Marathon Workers

Overview

Depending on the job type, different workers can be called. See the image below:

_images/Workers.pngexample

This image shows the workers execution order. Also, you can see each data that go between the workers.

When we have a scheduled job with multiple timezones, multiple jobs will be created and scheduled. Each job will be processed within 1 hour intervals, for example, if a user is at the +1215 timezone he will receive a message when the +1200 is processed.

Workers

Direct Worker

The API is responsible to create batches using an estimative of the database size. This worker process these batches. It will query the PUSH_DB using the job filters, creates the messages and send to Kafka. This worker is really fast and can handle big amount of tokens (tested with 1.5x10^8 tokens).

If a control group is set, it will be saved on Redis. The completed job worker will pull this data and create a CSV with the control group ids.

It will not generate a CSV of the sent messages.

This worker will produce two metrics:

  • starting_direct_part: represents when the worker starts;
  • get_from_pg represent the spent time on retrieving data from the database.

After processing all parts, the Job Completed Worker is called. To know if all batches are completed, a counter is the Redis is used.

CSV Split Worker

This worker downloads a CSV file from AWS S3, reads it size and splits it in small batches. Only one worker will do this job.

After creating each batch, it will send csv_job_part metric.

Create Batches Worker

This worker downloads a part of the CSV file from AWS S3, reads it and creates batches of user information (locale, token, tz).

Process Batch Worker

This worker receives a batch of user information (locale and token), builds the template for each user using the locale information and the job template name and send the message to the Kafka topic corresponding to the job app and service. If the error rate is more than a threshold this job enters circuit break state. When the job is paused or in circuit break, the batches are stored in a paused job list in Redis with an expiration of one week.

When this work starts, it sends the starting_process_batch_worker metric.

The metric send_message_return is reported when messages are delivered to Kafka, either successfully or with errors.

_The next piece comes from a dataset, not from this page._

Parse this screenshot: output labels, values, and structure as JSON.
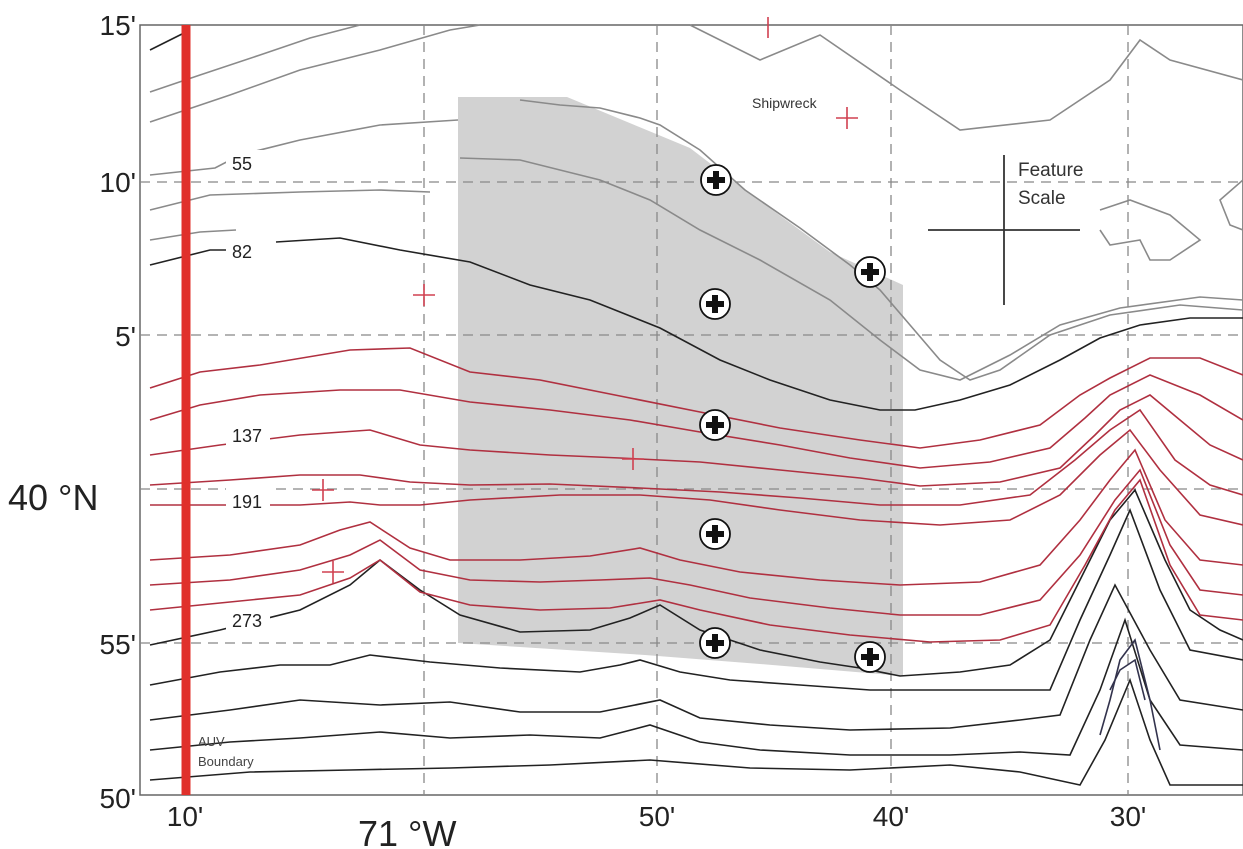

The batches are defined by a position in the CSV and the number of bytes to read from that position. Because of that, during the batches creation, some IDs can be divided and have it beginning in one batch and the end in other. To recovery this IDs, each process batch worker will search for the first \n in the file and will considerate all the bytes before this marker has part of one split ID. The method is similar at the end of the file, it will considerate all bytes since the las \n as part of another split ID. It will save this information in the Redis and after all, batches are processed, the last worker will retrieve this information, join the splits IDs and send the messages.

To know if all batches are completed, a counter is the Redis is used.

Job Completed Worker

When all Process Batch Workers or all Direct Workers is completed, they will call this worker.

This worker will send one email saying the job is completed.

Also, it reads the Redis and creates the control group CSV.

Resume Job Worker

This worker handles jobs that are paused or in circuit break state. It removes a batch from the paused job list and calls the process batch worker for each one of them until are has no more paused batches.

Metrics

Each one of the workers has metrics indicating the start (e.g. starting_create_batches_worker), the completion (e.g. completed_create_batches_worker) and possible execution errors (e.g. error_create_batches_worker). The error metrics are only generated for internal errors or input validation errors, for instance when no valid IDs are present in the CSV file. In every other case, the workers will generate the completed metric.